Question

The mean weight of a breed of yearling cattle is 1065 pounds. Suppose that weights of all such animals can be described by the Normal model ​N(1065​,56​). ​a) How many standard deviations from the mean would a steer weighing 1000 pounds​ be? ​b) Which would be more​ unusual, a steer weighing 1000 ​pounds, or one weighing 1250 ​pounds?

Answer 1

Answer:

a)$z=\frac{1000-1065}{56}=-1.16$

And this value means that the weight X=1000 pounds it's 1.6 deviations below the true mean of 1065 pounds

b) $z=\frac{1250-1065}{56}=3.304$

And this value means that the weight X=1250 pounds it's 3.304 deviations above the true mean of 1065 pounds.

So we can cocnlude on this case that the weight of 1250 would me more unusual since represent a value with a more distance respect to the mean than the weight of 1000 pounds.

Step-by-step explanation:

1) Previous concepts

Normal distribution, is a "probability distribution that is symmetric about the mean, showing that data near the mean are more frequent in occurrence than data far from the mean".

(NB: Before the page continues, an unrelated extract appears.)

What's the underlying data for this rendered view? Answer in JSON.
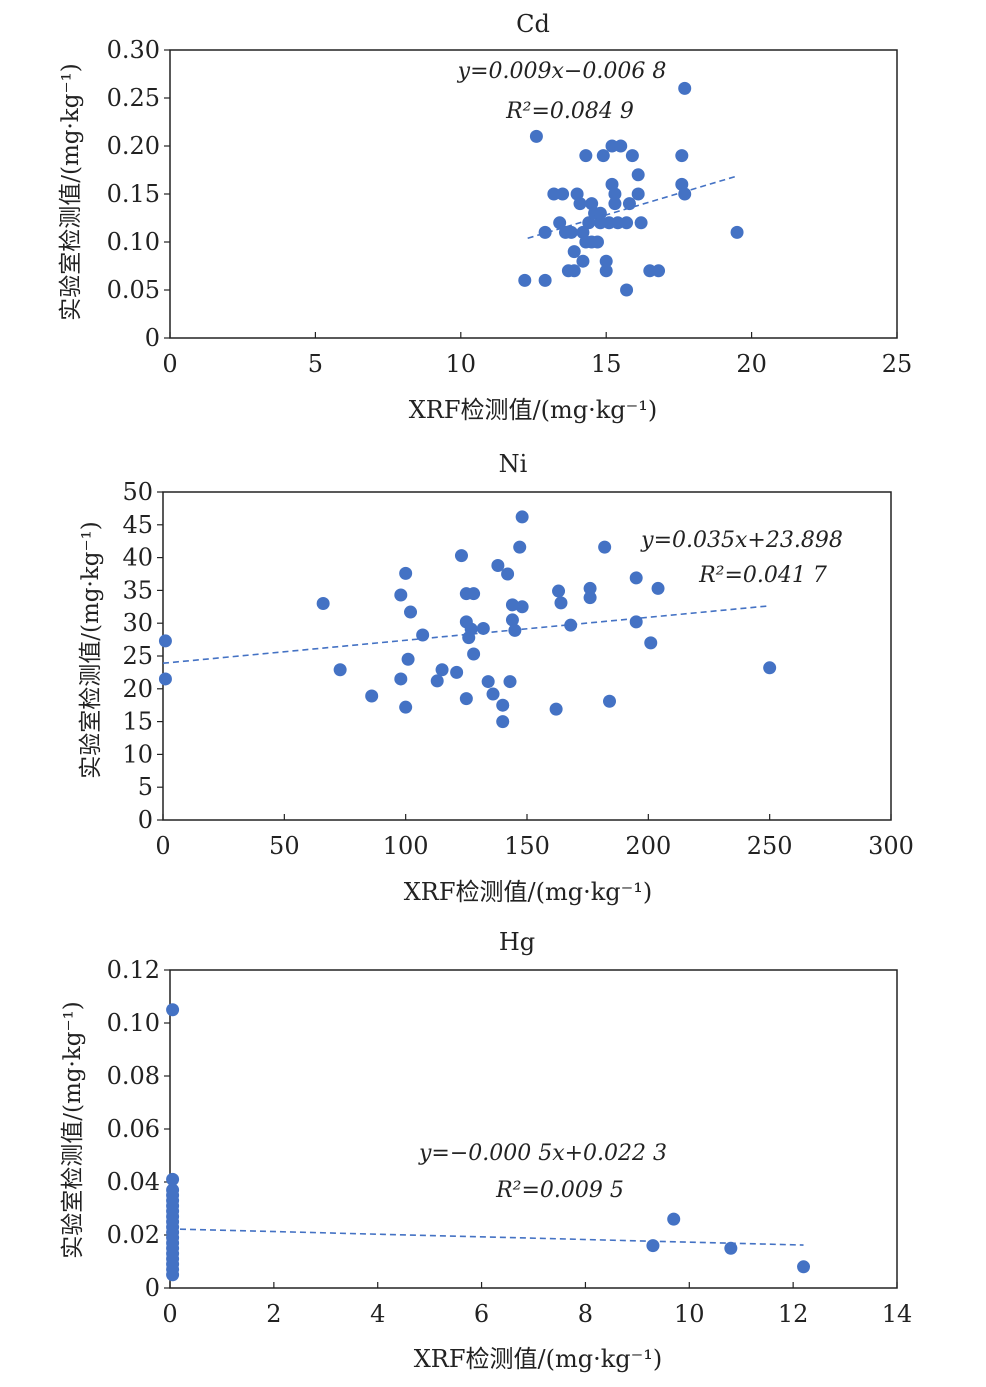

The Z-score is "a numerical measurement used in statistics of a value's relationship to the mean (average) of a group of values, measured in terms of standard deviations from the mean".  

2) Part a

Let X the random variable that represent the weights of a breed of yearling cattle of a population, and for this case we know the distribution for X is given by:

$X \sim N(1065,56)$  

Where $\mu=1065$ and $\sigma=56$

And the best way to solve this problem is using the normal standard distribution and the z score given by:

$z=\frac{x-\mu}{\sigma}$

If we find the Z score for the value of X=1000 we got:

$z=\frac{1000-1065}{56}=-1.16$

And this value means that the weight X=1000 pounds it's 1.6 deviations below the true mean of 1065 pounds

3) Part b

For this case if we find the z score for the value of 1250 we got:

$z=\frac{1250-1065}{56}=3.304$

And this value means that the weight X=1250 pounds it's 3.304 deviations above the true mean of 1065 pounds.

So we can cocnlude on this case that the weight of 1250 would me more unusual since represent a value with a more distance respect to the mean than the weight of 1000 pounds.